Finalement, le droit est peut-être bien lié à la loi naturelle et universelle du plus fort. Dans le Gorgias, Platon explique qu’il ne voit pas de mal à ce que c’est le plus valeureux et compétent qui soit supérieur aux autres. Or, la loi est faite par les masses c’est-à-dire les gens qui se sentent menacés par ces êtres naturellement supérieurs et qui, sous l’excuse de l’égalité, cherchent à ne pas être dominés par ceux-ci. On observe ici un rapport de force particulier puisque ce serait donc le commun des mortels qui se sert de règles et de codes comme d’outils pour éviter d’être inférieur à d’autres. Dans ce cas-là, ne serait-il pas juste de suivre la nature ?
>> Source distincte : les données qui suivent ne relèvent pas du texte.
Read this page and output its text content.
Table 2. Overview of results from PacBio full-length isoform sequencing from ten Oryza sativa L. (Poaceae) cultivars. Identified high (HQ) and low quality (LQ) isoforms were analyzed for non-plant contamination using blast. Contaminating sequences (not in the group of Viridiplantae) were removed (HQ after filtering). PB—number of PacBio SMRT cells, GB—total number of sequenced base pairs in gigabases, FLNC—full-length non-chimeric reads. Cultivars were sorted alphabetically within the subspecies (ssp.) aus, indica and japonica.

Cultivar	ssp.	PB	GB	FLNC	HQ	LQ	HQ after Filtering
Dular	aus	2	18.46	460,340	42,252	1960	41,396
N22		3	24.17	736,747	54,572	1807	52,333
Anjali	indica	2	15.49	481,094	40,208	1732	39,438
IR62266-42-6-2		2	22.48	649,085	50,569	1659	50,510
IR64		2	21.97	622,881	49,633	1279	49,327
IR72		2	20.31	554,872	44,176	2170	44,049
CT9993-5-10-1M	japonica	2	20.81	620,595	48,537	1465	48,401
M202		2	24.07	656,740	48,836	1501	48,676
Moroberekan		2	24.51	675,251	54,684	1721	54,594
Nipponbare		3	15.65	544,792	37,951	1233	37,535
On peut donc dire que le droit peut apparaître à certains comme un outil d’utilisation d’une certaine autorité pour faire respecter une hiérarchie par la force. Cela impliquerait donc que le droit ne s’oppose pas aux forces, mais qu’il en est une.

III. Le droit doit justifier l'usage de la force, pour ne pas perdre sa légitimité

Pour ma part, il me semble évident que le droit ne peut pas s’appliquer sans l’usage de la force. Seulement, il est toujours associé à une moralité qui voit la violence comme la pire des aberrations et c’est la raison pour laquelle le rapport entre droit et force est paradoxal et souvent flou.
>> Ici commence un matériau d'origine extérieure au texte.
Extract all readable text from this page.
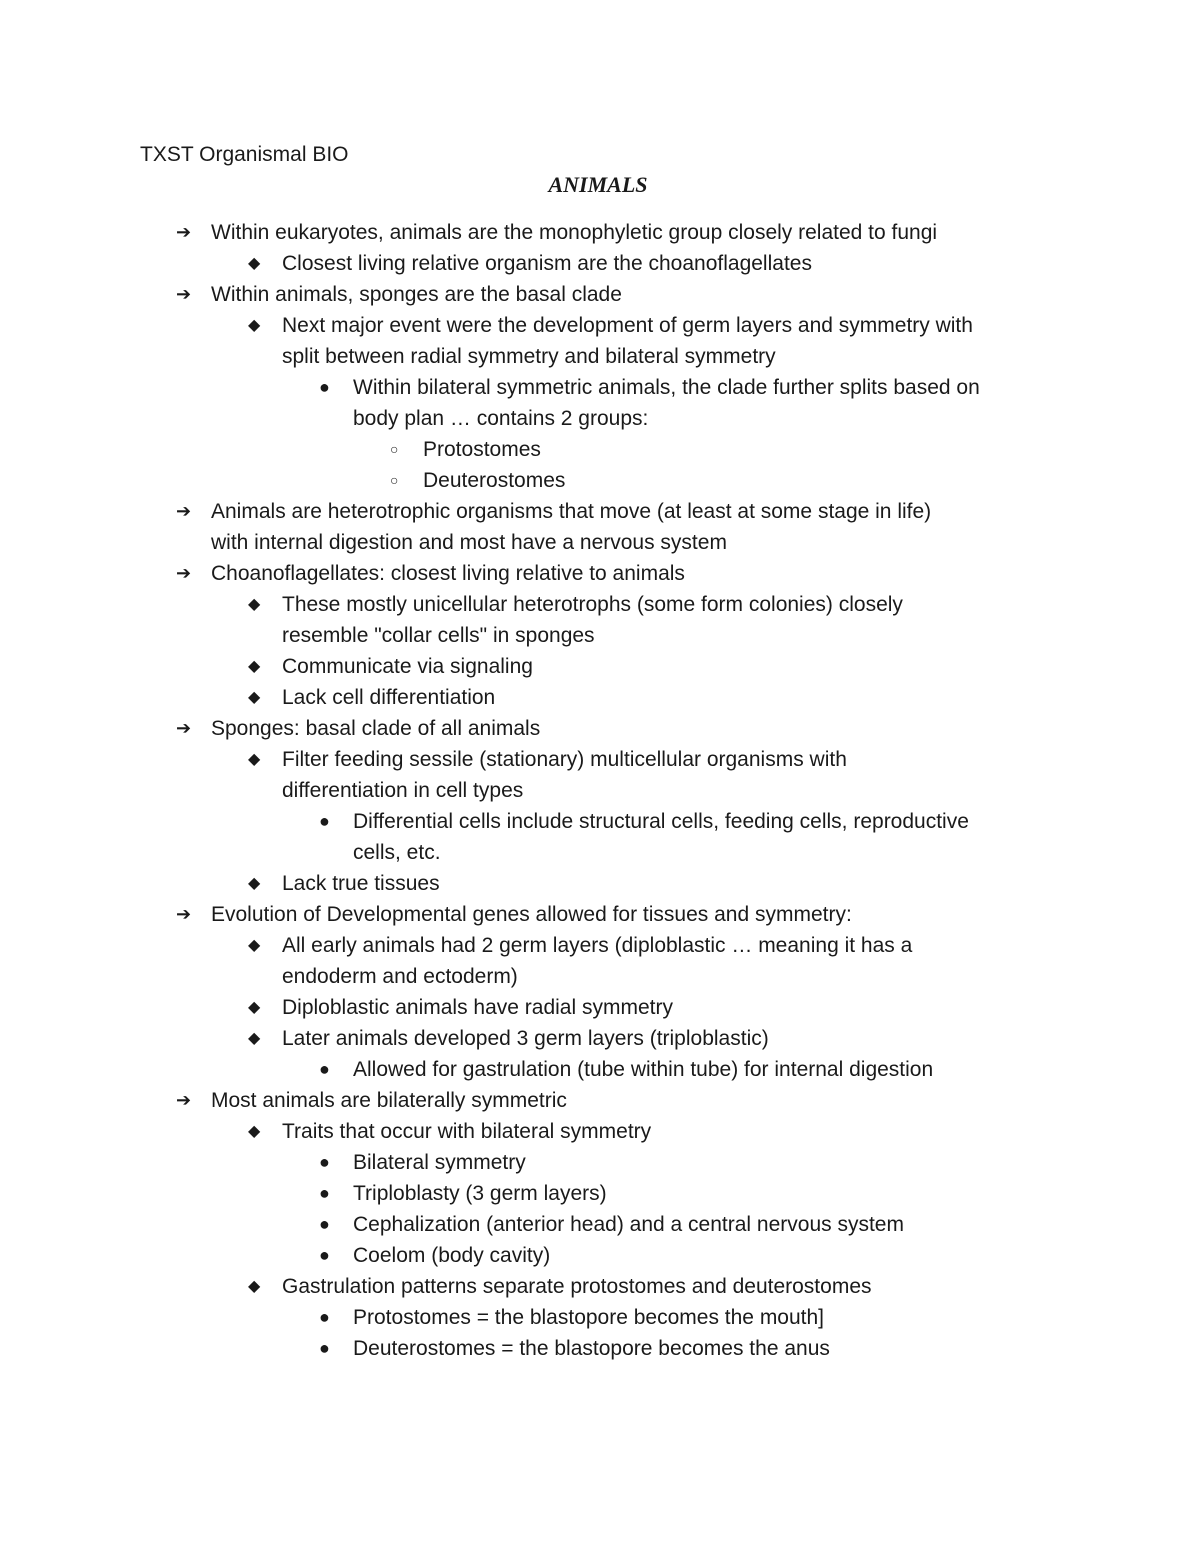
TXST Organismal BIO
ANIMALS
➔ Within eukaryotes, animals are the monophyletic group closely related to fungi
◆ Closest living relative organism are the choanoflagellates
➔ Within animals, sponges are the basal clade
◆ Next major event were the development of germ layers and symmetry with
split between radial symmetry and bilateral symmetry
● Within bilateral symmetric animals, the clade further splits based on
body plan … contains 2 groups:
○ Protostomes
○ Deuterostomes
➔ Animals are heterotrophic organisms that move (at least at some stage in life)
with internal digestion and most have a nervous system
➔ Choanoflagellates: closest living relative to animals
◆ These mostly unicellular heterotrophs (some form colonies) closely
resemble "collar cells" in sponges
◆ Communicate via signaling
◆ Lack cell differentiation
➔ Sponges: basal clade of all animals
◆ Filter feeding sessile (stationary) multicellular organisms with
differentiation in cell types
● Differential cells include structural cells, feeding cells, reproductive
cells, etc.
◆ Lack true tissues
➔ Evolution of Developmental genes allowed for tissues and symmetry:
◆ All early animals had 2 germ layers (diploblastic … meaning it has a
endoderm and ectoderm)
◆ Diploblastic animals have radial symmetry
◆ Later animals developed 3 germ layers (triploblastic)
● Allowed for gastrulation (tube within tube) for internal digestion
➔ Most animals are bilaterally symmetric
◆ Traits that occur with bilateral symmetry
● Bilateral symmetry
● Triploblasty (3 germ layers)
● Cephalization (anterior head) and a central nervous system
● Coelom (body cavity)
◆ Gastrulation patterns separate protostomes and deuterostomes
● Protostomes = the blastopore becomes the mouth]
● Deuterostomes = the blastopore becomes the anus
Premièrement, le droit se pose comme inventé par les hommes pour surmonter la force. Si l’État présente les lois comme ayant pour but d’éradiquer les écarts de ces hommes, c’est en réalité probablement les êtres qui dirigent cet État qui sont attirés par le pouvoir et la force est souvent associée au pouvoir, tout comme l’injustice - comme l’a dit Lord Acton “le pouvoir corrompt, le pouvoir absolu corrompt absolument”.

D’autre part, la force au sens propre du terme s’exprime dans le droit lorsque l’on en vient à la sanction, à la réprimande. “La justice sans la force est impuissante”, tels sont les mots de Pascal. En effet, la nature humaine est telle qu’elle ne pourrait pas, sans une contrainte, suivre naturellement un chemin vu comme vertueux par les codes que l’on a nous-mêmes institués.
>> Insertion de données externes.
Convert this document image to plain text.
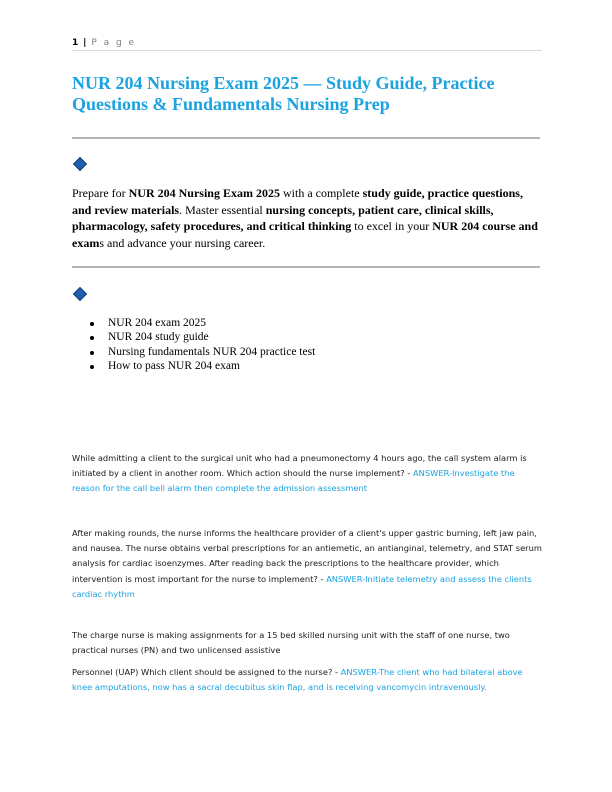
1 | P a g e
NUR 204 Nursing Exam 2025 — Study Guide, Practice Questions & Fundamentals Nursing Prep

Prepare for NUR 204 Nursing Exam 2025 with a complete study guide, practice questions, and review materials. Master essential nursing concepts, patient care, clinical skills, pharmacology, safety procedures, and critical thinking to excel in your NUR 204 course and exams and advance your nursing career.

NUR 204 exam 2025
NUR 204 study guide
Nursing fundamentals NUR 204 practice test
How to pass NUR 204 exam

While admitting a client to the surgical unit who had a pneumonectomy 4 hours ago, the call system alarm is initiated by a client in another room. Which action should the nurse implement? - ANSWER-Investigate the reason for the call bell alarm then complete the admission assessment

After making rounds, the nurse informs the healthcare provider of a client's upper gastric burning, left jaw pain, and nausea. The nurse obtains verbal prescriptions for an antiemetic, an antianginal, telemetry, and STAT serum analysis for cardiac isoenzymes. After reading back the prescriptions to the healthcare provider, which intervention is most important for the nurse to implement? - ANSWER-Initiate telemetry and assess the clients cardiac rhythm

The charge nurse is making assignments for a 15 bed skilled nursing unit with the staff of one nurse, two practical nurses (PN) and two unlicensed assistive

Personnel (UAP) Which client should be assigned to the nurse? - ANSWER-The client who had bilateral above knee amputations, now has a sacral decubitus skin flap, and is receiving vancomycin intravenously.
Enfin, ce qui fait du droit un rapport de force particulier, c’est le fait que la force n’est pas au cœur du droit lui-même. Bien que la sanction prévienne l’entorse à la loi, elle n’assure pas l’obéissance et le respect des règles absolues. L’instauration d’une sanction suite à une action, à un débordement ne constitue pas en soit un rapport de domination puisqu’elle laisse place au libre arbitre et à l'égalité de chacun.

C’est donc les caractéristiques qui définissent le droit qui font de son rapport à la force une controverse. Si le droit ne s’applique pas sans force, il n’en dépend pas et le lien le plus fort qu’il entretient avec elle est le rapport d’action à sanction, qui lui-même est particulier puisqu’il n’est pas directement vu comme un rapport de domination.

Conclusion

En conclusion, la nature humaine incite à l’instauration de règles et de lois pour la contrôler et le droit se pose comme l’autorité adéquate pour s’opposer au règne de la force et par conséquent faire fonctionner une société libre, juste et égalitaire. Cependant, on peut se demander si le droit positif ne serait pas en réalité le masque d’une autre forme de force. Enfin, le droit ne constitue pas un rapport de force à proprement parler puisqu’il n’est pas constitué que de domination violente. Seulement, sans l’expression d’une supériorité qui s’acquiert par l’utilisation de la force lors des sanctions, le droit ne serait pas efficace. Il est important de noter que cette force se définirait mieux comme une force de raison que la volonté générale cautionne.